チック・コリアのリーダー作の振り返り。リーダー作の第3弾。前リーダー作『Now He Sings, Now He Sobs』で、録音当時、ピアノ・トリオの最先端を行くパフォーマンスを披露したチック・コリア。次作では、いきなり「フリー・ジャズ」に接近する。

Chick Corea『Is』(写真左)。1969年5月11–13日の録音。ちなみにパーソネルは、Chick Corea (ac-p, el-p), Woody Shaw (tp), Bennie Maupin (ts), Hubert Laws (fl, piccolo-fl), Dave Holland (b), Jack DeJohnette, Horace Arnold (ds)。

チック・コリアがリーダー。ショウのトランペット、モウピンのテナー、ロウズのフルートがフロント3管。チックのキーボードに、ホランドのベース、そして、デジョネットとアーノルドのダブル・ドラム。

今の目で見ると、明らかに当時のマイルス・デイヴィスのバンドの編成を意識していることが判る。このパーソネルに上がったメンバーが全員で集って演奏することは無い。曲によって、メンバーを選別している。これもマイルス流のプロデュースのやり方を踏襲していることが判る。

それもそのはずで、チックが録音した時期は、チックがマイルス・バンドに参加していて、アグレッシヴでエモーショナルなローズをブイブイ弾き回していた頃。それでやっと合点がいった。この盤は、チックの考える「当時のエレ・マイルス」である。それで、この盤の内容がやっと理解出来る様になった。

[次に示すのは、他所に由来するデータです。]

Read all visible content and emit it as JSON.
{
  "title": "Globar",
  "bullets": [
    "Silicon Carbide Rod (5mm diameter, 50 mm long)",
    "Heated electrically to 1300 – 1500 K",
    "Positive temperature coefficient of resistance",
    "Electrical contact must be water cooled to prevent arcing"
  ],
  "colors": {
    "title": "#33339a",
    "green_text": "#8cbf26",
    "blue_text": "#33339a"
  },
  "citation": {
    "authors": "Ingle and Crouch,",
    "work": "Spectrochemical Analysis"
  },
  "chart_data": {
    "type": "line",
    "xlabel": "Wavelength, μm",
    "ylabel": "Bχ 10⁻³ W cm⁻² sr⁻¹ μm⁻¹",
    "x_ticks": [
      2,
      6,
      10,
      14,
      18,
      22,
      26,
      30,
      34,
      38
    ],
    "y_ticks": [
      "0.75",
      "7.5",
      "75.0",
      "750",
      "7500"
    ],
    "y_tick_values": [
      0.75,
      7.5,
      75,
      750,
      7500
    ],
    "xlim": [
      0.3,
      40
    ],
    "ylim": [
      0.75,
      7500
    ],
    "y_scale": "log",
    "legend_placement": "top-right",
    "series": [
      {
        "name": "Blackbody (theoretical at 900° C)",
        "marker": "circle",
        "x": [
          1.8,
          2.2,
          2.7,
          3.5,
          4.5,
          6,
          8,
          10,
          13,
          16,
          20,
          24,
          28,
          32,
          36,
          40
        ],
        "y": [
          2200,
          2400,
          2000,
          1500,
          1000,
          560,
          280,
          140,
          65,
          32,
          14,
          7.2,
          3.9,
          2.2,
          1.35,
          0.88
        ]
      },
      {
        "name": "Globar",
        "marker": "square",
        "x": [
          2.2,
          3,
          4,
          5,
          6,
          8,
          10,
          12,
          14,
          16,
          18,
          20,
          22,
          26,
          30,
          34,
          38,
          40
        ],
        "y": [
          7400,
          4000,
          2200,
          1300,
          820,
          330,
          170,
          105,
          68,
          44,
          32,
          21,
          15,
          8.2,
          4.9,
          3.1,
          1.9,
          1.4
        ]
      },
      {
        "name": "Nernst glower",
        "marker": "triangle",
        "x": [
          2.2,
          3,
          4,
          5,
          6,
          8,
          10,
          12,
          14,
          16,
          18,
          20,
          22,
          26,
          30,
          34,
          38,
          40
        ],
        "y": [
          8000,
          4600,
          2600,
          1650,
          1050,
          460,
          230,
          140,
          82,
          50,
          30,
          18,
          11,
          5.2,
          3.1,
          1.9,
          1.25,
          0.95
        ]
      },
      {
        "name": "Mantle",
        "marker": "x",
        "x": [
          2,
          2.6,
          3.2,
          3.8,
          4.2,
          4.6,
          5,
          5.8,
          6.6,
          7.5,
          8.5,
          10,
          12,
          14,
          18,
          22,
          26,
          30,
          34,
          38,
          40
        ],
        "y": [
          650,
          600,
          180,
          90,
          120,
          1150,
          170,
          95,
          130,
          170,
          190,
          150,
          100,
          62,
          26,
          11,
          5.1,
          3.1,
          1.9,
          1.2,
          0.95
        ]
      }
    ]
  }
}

以前は、この盤を聴いて「チックがフリー・ジャズに走った」と思って、しばらく敬遠していたのだが、改めて聴いてみて、そもそも、これって、フリー・ジャズでは無い。
 

Chick-corea-is
 

インプロビゼーションの進め方を統制する「リズム&ビート」が、演奏の底に流れていて、その「リズム&ビート」を決して外すこと無く、限りなく自由度の高い、アグレッシヴでクリエイディヴなモード・ジャズをやっている。

当時のマイルス・バンドとの違いは「ファンクネスの濃度」。「ジャズの即興性への飽くなき追求」と「クールでヒップなフレーズとビートの創造」については、マイルス・バンドと志向は同じ。

コリアのキーボード、ショウのトランペット、モウピンのテナー、ロウズのフルート。フロント楽器はいずれもハイテクニックでフレーズが尖りに尖っている。それでいて、フレーズのトーンはクールで革新的。切れ味良く、ダレたところは全く無い。

そして、要の「リズム&ビート」を担うのは、ホランドのベースと、デジョネット&アーノルドのドラム。ホランドのベースは、限りなく自由度の高いフロントのパフォーマンスの底を、負けずに自由度の高い、クリエイティヴなベースラインでガッチリ支える。デジョネット&アーノルドは、これまた自由度の高い、ポリリズミックなドラミングでフロントと対峙する。

やっとこの『Is』という盤の凄さが理解出来た気がする。現在では、このアルバム『Is』の演奏は『The Complete "Is" Sessions』で聴くことが出来るが、やはり、このオリジナル・アルバムの曲数と曲順、「Is」「Jamala」「This」「It」の順で聴くのが一番。オリジナル・アルバムの意図と志向が良く判るのでお勧め。

この『Is』の音志向は、チックの考える「当時のエレ・マイルス」。やっとこの『Is』について決着が付いた気分である。